The pay component of the model includes a base salary, variable pay such as incentives, commissions and bonuses. Recognition could include dinners and award clubs, whilst shares or share options are linked to a long-term incentive.The second aspect of this reward model is benefits. It consists of access to a medical aid, Employee Assistance Programmes (EAP), health care such as clinics and help lines. Retirement is often only considered in a serious light when employees are aging. The world and the work environment change at a rapid pace. Employees want to learn and improve themselves. Companies that support learning and development are ranked high amongst the top companies to work for in South Africa (Corporate Research Foundation, 2005). The work environment is not always considered as part of the reward strategy of a company. Technology and work relations are important aspects of the work environment. Wilson (1999) discussed the importance of the company culture, leadership, strategy and the impact thereof on the reward strategy. It is imperative for the company to provide performance support and constructive feedback to employees in order to adjust and grow, resulting in increased productivity and profitability (Milkovich & Newman, 2005). All companies have access to the four categories of rewards, but success lies in how these aspects are mixed and matched to address the employees’

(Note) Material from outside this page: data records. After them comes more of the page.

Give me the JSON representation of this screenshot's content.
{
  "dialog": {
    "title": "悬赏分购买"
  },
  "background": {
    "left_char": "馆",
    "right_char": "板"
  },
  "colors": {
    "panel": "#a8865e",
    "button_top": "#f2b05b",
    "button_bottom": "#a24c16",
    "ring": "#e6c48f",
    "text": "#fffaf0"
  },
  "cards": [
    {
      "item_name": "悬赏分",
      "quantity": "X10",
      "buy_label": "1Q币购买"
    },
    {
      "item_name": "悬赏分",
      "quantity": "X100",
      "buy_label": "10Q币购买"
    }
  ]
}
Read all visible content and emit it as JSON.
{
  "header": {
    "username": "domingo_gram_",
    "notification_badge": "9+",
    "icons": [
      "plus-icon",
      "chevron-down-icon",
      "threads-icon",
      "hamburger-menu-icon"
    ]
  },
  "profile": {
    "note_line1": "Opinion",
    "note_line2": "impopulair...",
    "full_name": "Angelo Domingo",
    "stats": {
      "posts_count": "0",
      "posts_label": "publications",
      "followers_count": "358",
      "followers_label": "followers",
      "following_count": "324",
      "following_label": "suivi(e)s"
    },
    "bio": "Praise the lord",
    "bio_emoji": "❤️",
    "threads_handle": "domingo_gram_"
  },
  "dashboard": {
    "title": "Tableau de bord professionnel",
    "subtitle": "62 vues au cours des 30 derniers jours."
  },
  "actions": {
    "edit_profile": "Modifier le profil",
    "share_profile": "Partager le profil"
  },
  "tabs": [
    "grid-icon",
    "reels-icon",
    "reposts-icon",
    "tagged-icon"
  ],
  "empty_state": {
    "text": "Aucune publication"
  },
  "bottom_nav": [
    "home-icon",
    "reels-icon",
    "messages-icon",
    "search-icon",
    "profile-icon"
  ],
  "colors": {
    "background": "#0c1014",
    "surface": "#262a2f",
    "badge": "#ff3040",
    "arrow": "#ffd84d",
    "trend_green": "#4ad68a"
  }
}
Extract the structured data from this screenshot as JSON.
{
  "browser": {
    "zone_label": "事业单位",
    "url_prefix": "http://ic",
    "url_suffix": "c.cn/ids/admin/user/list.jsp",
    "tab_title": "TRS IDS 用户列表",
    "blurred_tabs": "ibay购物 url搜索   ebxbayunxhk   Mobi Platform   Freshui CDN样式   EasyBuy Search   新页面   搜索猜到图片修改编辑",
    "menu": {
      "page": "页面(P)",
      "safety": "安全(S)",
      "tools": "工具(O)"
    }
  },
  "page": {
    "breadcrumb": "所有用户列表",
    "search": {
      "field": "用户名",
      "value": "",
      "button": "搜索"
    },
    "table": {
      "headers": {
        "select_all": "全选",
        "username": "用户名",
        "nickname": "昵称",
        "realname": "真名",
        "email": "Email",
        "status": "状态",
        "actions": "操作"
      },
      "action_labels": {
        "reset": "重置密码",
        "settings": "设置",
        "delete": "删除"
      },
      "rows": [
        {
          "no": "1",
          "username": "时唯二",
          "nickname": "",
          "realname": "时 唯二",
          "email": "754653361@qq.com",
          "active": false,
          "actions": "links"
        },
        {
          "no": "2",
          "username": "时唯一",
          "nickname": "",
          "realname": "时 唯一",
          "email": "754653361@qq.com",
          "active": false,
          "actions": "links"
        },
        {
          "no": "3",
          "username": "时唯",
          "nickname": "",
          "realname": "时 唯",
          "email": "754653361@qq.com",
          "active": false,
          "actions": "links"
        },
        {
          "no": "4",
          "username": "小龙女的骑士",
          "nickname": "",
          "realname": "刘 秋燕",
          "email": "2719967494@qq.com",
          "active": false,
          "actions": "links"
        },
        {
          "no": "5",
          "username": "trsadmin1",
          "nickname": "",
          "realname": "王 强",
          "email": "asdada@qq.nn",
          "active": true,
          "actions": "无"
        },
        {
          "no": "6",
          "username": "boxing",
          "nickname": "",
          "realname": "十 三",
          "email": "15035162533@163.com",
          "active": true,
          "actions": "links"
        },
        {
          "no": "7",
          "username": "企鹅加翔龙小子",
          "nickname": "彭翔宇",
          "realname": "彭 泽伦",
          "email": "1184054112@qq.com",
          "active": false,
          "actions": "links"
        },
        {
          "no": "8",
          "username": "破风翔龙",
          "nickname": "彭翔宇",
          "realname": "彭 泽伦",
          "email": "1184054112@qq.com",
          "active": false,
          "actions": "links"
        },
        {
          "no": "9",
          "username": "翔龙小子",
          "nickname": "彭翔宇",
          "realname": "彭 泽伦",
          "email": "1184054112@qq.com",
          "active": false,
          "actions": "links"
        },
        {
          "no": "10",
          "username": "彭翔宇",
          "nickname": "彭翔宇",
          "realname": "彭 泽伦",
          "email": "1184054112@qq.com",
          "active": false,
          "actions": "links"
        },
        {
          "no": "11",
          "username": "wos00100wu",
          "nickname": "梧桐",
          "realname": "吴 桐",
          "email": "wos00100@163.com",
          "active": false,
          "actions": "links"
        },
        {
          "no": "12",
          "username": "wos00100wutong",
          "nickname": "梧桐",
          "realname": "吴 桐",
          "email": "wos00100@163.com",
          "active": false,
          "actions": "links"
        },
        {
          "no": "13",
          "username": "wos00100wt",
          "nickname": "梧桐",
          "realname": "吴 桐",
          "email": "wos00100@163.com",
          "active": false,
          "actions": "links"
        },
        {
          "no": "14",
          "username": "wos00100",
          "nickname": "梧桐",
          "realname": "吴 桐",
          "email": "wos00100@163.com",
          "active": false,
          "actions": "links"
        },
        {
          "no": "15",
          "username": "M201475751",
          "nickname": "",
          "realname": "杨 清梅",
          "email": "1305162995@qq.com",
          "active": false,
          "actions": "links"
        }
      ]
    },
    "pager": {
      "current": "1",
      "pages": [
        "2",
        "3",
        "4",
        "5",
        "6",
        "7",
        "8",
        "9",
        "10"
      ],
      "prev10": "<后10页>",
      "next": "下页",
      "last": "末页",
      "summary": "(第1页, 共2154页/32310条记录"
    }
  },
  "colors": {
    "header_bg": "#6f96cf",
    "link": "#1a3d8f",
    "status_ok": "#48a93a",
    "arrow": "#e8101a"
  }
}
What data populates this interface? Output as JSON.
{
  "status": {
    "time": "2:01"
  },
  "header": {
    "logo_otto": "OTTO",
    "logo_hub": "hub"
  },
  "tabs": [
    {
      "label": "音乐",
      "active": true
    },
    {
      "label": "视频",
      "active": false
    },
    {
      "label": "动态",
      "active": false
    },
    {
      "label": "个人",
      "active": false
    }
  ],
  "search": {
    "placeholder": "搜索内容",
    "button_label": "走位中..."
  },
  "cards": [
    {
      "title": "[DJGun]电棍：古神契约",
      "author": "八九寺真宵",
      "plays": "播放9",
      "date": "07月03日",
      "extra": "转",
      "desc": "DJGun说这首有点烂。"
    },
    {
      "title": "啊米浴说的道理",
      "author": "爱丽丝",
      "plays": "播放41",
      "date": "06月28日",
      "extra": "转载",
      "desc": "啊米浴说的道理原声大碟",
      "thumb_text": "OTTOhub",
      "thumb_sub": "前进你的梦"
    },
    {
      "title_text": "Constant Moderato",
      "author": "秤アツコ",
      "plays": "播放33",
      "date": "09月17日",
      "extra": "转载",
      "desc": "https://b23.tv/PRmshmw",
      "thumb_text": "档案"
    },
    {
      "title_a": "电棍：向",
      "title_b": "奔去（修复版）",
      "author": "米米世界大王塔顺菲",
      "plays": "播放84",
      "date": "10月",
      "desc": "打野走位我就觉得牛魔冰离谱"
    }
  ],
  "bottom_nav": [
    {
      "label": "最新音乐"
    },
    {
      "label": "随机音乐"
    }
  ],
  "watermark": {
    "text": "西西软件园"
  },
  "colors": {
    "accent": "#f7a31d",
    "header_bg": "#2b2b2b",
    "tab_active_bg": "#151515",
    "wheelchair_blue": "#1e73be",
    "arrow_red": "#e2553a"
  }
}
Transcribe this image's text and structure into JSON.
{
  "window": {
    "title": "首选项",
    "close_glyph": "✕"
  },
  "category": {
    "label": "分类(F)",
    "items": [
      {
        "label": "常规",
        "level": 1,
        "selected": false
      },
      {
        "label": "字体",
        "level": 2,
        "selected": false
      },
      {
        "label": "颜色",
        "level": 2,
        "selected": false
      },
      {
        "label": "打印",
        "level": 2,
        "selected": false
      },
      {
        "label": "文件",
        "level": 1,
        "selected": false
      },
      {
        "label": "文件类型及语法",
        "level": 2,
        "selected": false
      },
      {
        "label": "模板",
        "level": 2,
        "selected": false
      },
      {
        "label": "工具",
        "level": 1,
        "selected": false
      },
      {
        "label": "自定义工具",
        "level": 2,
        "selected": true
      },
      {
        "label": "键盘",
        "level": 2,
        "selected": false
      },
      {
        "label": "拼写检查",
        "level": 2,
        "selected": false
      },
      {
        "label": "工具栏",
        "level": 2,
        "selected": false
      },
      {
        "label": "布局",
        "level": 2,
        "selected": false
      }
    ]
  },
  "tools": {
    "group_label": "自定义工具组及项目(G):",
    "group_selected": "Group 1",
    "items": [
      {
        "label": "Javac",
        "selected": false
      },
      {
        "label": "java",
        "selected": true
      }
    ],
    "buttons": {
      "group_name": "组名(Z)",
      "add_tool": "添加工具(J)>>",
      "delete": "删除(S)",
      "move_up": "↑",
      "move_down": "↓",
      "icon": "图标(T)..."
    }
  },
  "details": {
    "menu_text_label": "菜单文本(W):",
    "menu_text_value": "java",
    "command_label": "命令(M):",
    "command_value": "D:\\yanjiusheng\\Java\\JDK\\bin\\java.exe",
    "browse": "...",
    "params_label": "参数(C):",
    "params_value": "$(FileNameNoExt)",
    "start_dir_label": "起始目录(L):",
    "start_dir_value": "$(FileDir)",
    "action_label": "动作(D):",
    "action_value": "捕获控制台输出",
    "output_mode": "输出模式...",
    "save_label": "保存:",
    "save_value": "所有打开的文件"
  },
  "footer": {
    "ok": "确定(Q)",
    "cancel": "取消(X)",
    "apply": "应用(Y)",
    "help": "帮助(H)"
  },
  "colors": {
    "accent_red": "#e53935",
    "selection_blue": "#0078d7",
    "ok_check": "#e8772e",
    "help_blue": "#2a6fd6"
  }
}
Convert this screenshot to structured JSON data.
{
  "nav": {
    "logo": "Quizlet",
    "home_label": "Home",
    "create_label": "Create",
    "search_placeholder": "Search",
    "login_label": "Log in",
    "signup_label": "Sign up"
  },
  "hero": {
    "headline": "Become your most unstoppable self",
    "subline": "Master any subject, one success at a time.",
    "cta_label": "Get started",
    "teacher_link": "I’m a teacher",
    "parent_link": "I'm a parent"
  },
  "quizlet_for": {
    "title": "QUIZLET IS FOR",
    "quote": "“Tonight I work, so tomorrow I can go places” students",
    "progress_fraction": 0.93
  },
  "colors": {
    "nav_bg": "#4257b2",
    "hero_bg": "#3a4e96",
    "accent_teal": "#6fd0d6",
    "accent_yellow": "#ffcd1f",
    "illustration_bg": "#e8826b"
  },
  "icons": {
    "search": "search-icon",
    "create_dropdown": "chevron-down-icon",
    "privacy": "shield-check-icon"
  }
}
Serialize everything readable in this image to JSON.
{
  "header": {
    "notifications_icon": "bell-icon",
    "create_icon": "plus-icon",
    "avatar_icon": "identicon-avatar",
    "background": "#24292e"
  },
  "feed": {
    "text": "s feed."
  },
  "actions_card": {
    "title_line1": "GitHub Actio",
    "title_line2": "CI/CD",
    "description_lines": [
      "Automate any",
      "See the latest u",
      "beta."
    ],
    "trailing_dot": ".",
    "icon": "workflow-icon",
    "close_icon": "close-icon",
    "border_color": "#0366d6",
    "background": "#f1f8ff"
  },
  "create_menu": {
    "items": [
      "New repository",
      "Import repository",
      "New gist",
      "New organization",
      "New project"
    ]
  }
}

preferences. Milkovich and Newman (2005) developed a reward system model where the components are clearly stipulated as shown in Figure 2.
This model echoes the model that is used by Bussin (2002a). It is indicative of the fact that reward systems are multi-faceted and that no simple, single solution exists. From a practical viewpoint, the challenge is to manage the model in line with the requirements and expectations of the generations and to maintain a fair and equitable reward system, aligned to the company’s strategic objectives.Although reward models have broad strokes of similarity at a strategic level, an indicator of a successful reward system is the way in which it is deployed. For the purpose of this study, the Total Reward Mix model was used to facilitate the research as it was based on a South African context.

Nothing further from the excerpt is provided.